Ma non mi diede tempo di rispondere né si, né no. Sorridendo, uno schiocco
sulle mie labbra, afferrò i lembi dei miei pantaloni, ancora fermi alla
coscia, e lì fece scendere giù, fino alle caviglie, impossibilitati a cadere
per via delle scarpe. Poggiai le mani sul banco, mentre i miei fianchi
venivano trascinati un poco in avanti dalle sue mani viscide, portandomi al
bordo del banco. E poi si abbassò, di nuovo.
"Wi ...William che...che cosa...?"
Baciò la coscia, segnando il suo passaggio con la punta della lingua, mentre
le sue mani andavano a poggiarsi sulle ginocchia, premendo per allargare le
gambe.
"... W-William...?"
Odiavo non ricevere risposta alle mie domande.
Soprattutto in certi casi. E dio, avevo l'ansia che pulsava nelle vene,
assieme a quella fottutissima, incontrollabile eccitazione.
Solleticò il profilo delle natiche, allo stesso modo con cui un bambino lecca
avidamente un leccalecca.
Come faceva con ogni parte del mio corpo, insomma.
La mosse avanti e indietro, quella lingua, assaggiando, gustando, come se
volesse imprimersi quel momento in testa, con ogni briciolo di gusto, tatto,
vista, udito.
"Mh..." fece, deliziato.
E io ebbi un brivido. Guardavo il soffitto, ma quel suono così bagnato mi fece
intendere che la sua lingua stava accarezzando le sue stesse labbra.
"Ti piacerà, Ed..." mormorò poi, accarezzando piano l'interno coscia.
I suoi capelli solleticarono la pelle.
E ebbi un singulto che rimbalzò più volte nell'aria, quando qualcosa di umido
entrò in me, senza preavviso, scivolando quasi dolcemente.

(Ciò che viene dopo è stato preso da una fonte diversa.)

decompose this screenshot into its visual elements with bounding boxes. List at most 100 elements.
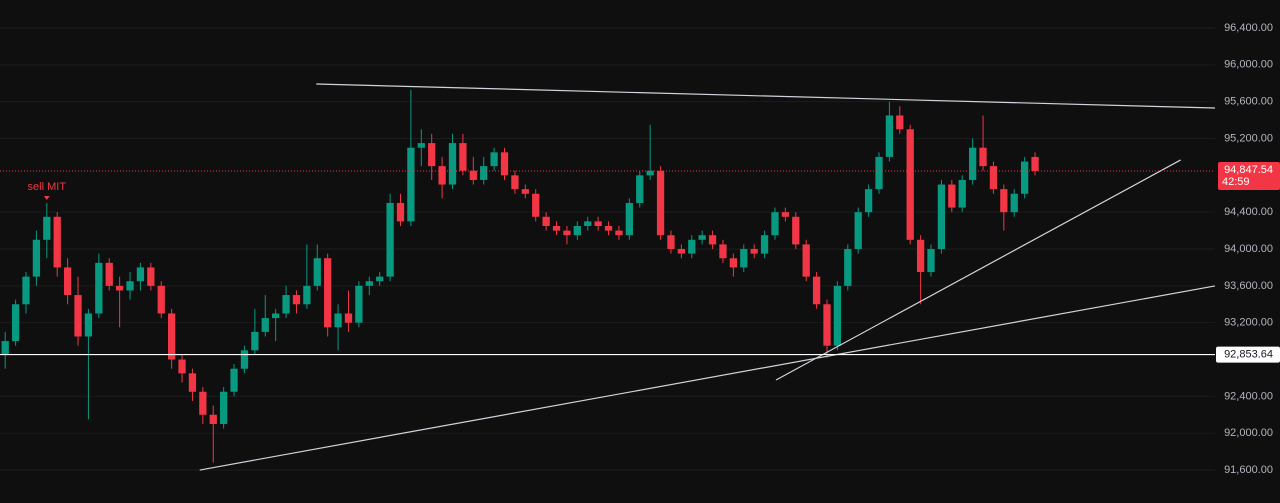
candle-body — [979, 147, 987, 167]
candle-body — [989, 166, 998, 190]
candle-body — [11, 304, 20, 342]
candle-body — [417, 143, 425, 148]
candle-body — [272, 313, 280, 319]
candle-body — [32, 239, 41, 277]
y-tick-label: 95,200.00 — [1224, 132, 1273, 144]
candle-body — [594, 221, 602, 226]
candle-body — [396, 202, 405, 222]
candle-body — [688, 239, 696, 254]
candle-body — [386, 202, 394, 277]
last-price-label: 94,847.54 — [1224, 164, 1273, 176]
candle-body — [324, 258, 332, 328]
countdown: 42:59 — [1222, 176, 1250, 188]
candle-body — [708, 235, 717, 245]
candle-body — [292, 295, 301, 305]
trend-line — [775, 159, 1181, 381]
candle-body — [365, 281, 373, 286]
candle-body — [573, 225, 581, 236]
y-tick-label: 94,000.00 — [1224, 243, 1273, 255]
candle-body — [532, 193, 540, 217]
candle-body — [500, 152, 509, 176]
candle-body — [126, 281, 134, 291]
candle-body — [261, 318, 269, 332]
candle-body — [22, 276, 30, 305]
candle-body — [43, 216, 51, 240]
candle-body — [1000, 189, 1008, 213]
candle-body — [84, 313, 93, 337]
candle-body — [1020, 161, 1029, 194]
candle-body — [334, 313, 342, 328]
candle-body — [313, 258, 321, 286]
candle-body — [480, 166, 488, 180]
y-tick-label: 93,600.00 — [1224, 280, 1273, 292]
candle-body — [927, 249, 935, 273]
candle-body — [251, 331, 259, 351]
candle-body — [968, 147, 977, 180]
y-tick-label: 92,400.00 — [1224, 390, 1273, 402]
candle-body — [563, 230, 571, 236]
candle-body — [948, 184, 956, 208]
y-tick-label: 91,600.00 — [1224, 464, 1273, 476]
candle-body — [615, 230, 623, 236]
candle-body — [63, 267, 72, 296]
horizontal-line-label: 92,853.64 — [1224, 348, 1273, 360]
candle-body — [240, 350, 249, 369]
candle-body — [220, 391, 228, 424]
candle-body — [885, 115, 894, 157]
candle-body — [511, 175, 519, 190]
candle-body — [823, 304, 831, 346]
y-tick-label: 92,000.00 — [1224, 427, 1273, 439]
candle-body — [729, 258, 738, 268]
candle-body — [1, 341, 9, 355]
y-tick-label: 96,400.00 — [1224, 22, 1273, 34]
candle-body — [303, 285, 311, 305]
candle-body — [147, 267, 155, 286]
candle-body — [802, 244, 810, 277]
candle-body — [209, 414, 217, 424]
candle-body — [74, 295, 82, 337]
candle-body — [178, 359, 186, 374]
candle-body — [282, 295, 290, 314]
candle-body — [584, 221, 592, 226]
candle-body — [740, 249, 748, 268]
candle-body — [958, 179, 966, 208]
y-tick-label: 95,600.00 — [1224, 96, 1273, 108]
candle-body — [636, 175, 644, 203]
candle-body — [833, 285, 842, 346]
candle-body — [760, 235, 769, 254]
candle-body — [438, 166, 446, 185]
last-price-tag — [1218, 161, 1280, 190]
candle-body — [115, 285, 124, 291]
candle-body — [448, 143, 457, 185]
candle-body — [771, 212, 779, 236]
candle-body — [552, 225, 561, 231]
candle-body — [230, 368, 238, 392]
candle-body — [677, 249, 685, 254]
plot: sell MIT — [0, 83, 1216, 471]
candle-body — [656, 170, 665, 236]
candle-body — [407, 147, 415, 222]
candle-body — [188, 373, 197, 392]
y-tick-label: 93,200.00 — [1224, 317, 1273, 329]
candle-body — [896, 115, 904, 130]
annotation: sell MIT — [28, 181, 67, 193]
candle-body — [355, 285, 363, 323]
y-tick-label: 96,000.00 — [1224, 59, 1273, 71]
candle-body — [376, 276, 384, 282]
candle-body — [95, 262, 103, 314]
candle-body — [167, 313, 176, 360]
candle-body — [906, 129, 914, 240]
candle-body — [864, 189, 873, 213]
candle-body — [199, 391, 207, 415]
candle-body — [916, 239, 925, 273]
candle-body — [667, 235, 675, 250]
candle-body — [750, 249, 758, 254]
candle-body — [521, 189, 529, 194]
candle-body — [157, 285, 165, 314]
horizontal-line-tag — [1216, 346, 1280, 363]
trend-line — [199, 285, 1216, 471]
candle-body — [428, 143, 436, 167]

"Ahn... W... William... n... ferm..."
Sentii la lingua andare sempre più in fondo, con pacata lentezza, e le mie
mani si piazzarono su sui capelli a stringere convulsamente, le dita che si
rilassavano e si chiudevano attorno alle ciocche bionde.
Sembrava ustionante. Sembrava dannatamente caldo, ERA caldo, caldo come quello
che si irradiava in tutto il corpo, caldo come quello che mi faceva inarcare
la schiena in avanti, caldo come quello che mi faceva ansimare, forte, come
quello che mi faceva sputare tutta l'aria che avevo nei polmoni.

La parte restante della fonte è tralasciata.